3. The authors of the two UK studies did not attempt to "replicate" the WPI study. Replication requires that the same technologies be employed.

4. The collection, preparation and storage of DNA were completely different between the Science and UK papers. The latter studies do not how data on how blood was harvested and stored. Nor do the studies disclose the quantity of isolated cells. Insufficient number of cells analyzed may result in failure to detect a low copy virus like XMRV, regardless of the sensitivity of the assay. Neither UK study provides detail to allow interpretation of how many white blood cells were analyzed.

5. Patient selection was based on different definitions of CFS.

6. The UK authors were unable to detect XMRV, even though 4% of healthy individuals were found to be infected in the US. Japanese scientists detected XMRV in 1.7% in healthy blood donors in Japan. The two previously identified human retroviruses have distinct geographical distribution.

7. Perhaps the most important issue to focus on is the low level of XMRV in the blood. XMRV is present in such a small percentage of white blood cells that it is highly unlikely that either UK study's PCR method could detect it using the methods described. Careful reading of the Science paper shows that increasing the amount of the virus by growing the white blood cells is usually required rather than using white blood cells directly purified from the body. When using PCR alone, the Science authors found that four samples needed to be taken at different times from the same patient in order for XMRV to be detected by PCR in freshly isolated white blood cells.

More importantly, detection methods other than PCR showed that patients whose blood lacks sufficient amount of XMRV detectable by PCR are actually infected. This was proven by the isolation of viral proteins and the finding of infectious XMRV isolated from the indicator cell line LNCaP.
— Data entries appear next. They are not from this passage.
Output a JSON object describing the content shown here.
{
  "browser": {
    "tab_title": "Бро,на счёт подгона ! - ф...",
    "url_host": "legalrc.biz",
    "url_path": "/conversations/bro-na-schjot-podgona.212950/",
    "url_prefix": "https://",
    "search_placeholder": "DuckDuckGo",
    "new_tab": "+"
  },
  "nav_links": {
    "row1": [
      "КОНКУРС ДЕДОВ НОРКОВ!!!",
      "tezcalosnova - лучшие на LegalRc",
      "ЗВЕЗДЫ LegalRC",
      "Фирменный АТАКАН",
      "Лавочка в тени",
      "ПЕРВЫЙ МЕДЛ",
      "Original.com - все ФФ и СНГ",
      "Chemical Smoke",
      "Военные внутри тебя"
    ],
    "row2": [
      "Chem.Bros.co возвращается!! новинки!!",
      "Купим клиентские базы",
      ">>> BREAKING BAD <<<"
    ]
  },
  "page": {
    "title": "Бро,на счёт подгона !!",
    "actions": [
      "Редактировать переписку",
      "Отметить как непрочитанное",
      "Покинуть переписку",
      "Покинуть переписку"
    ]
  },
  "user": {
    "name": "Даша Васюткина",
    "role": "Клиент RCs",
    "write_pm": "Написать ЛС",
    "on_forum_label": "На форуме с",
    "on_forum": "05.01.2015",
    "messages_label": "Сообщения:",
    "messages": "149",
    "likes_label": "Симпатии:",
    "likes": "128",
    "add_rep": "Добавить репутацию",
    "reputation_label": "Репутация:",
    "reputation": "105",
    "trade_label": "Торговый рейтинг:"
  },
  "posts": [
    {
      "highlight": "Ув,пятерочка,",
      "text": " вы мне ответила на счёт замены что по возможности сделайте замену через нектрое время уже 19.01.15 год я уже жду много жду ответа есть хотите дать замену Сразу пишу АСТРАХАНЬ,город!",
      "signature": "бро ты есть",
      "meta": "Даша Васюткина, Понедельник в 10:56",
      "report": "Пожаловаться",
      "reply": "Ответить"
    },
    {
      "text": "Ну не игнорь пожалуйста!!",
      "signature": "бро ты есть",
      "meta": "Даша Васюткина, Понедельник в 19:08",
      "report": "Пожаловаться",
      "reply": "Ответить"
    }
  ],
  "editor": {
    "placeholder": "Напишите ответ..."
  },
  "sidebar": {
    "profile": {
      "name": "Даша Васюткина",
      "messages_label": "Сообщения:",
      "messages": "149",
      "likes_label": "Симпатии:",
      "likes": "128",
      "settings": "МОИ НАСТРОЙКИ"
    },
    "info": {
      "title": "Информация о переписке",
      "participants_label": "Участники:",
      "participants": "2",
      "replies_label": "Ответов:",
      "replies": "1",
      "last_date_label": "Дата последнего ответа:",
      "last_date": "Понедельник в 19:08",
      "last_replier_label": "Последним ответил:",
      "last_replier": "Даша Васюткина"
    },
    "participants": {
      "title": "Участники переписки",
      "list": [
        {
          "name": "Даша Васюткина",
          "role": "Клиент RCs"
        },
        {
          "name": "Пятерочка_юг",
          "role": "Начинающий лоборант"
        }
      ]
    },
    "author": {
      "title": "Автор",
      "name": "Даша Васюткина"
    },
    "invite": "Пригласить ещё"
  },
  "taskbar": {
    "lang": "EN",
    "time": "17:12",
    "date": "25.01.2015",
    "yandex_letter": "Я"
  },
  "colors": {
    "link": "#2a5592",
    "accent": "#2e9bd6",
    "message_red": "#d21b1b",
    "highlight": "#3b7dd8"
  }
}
The authors of the Retro virology paper admit that their neutralization assay did not detect bacterially expressed XMRV gag and that positive control sera was needed to validate their assay. The WPI's monoclonal antibodies specifically and sensitively competed the immune response demonstrating the assays sensitivity and specificity for XMRV envelope.

Neither UK study requested positive control blood, plasma or nucleic acids from the WPI.

Simply stated the only validated reliable methods for detecting XMRV in CFS patients, to date, are the methods described in Science. Failure to use these methods and validated reagents has resulted in the failure to detect XMRV. A failure to detect XMRV is not the same as absence of XMRV.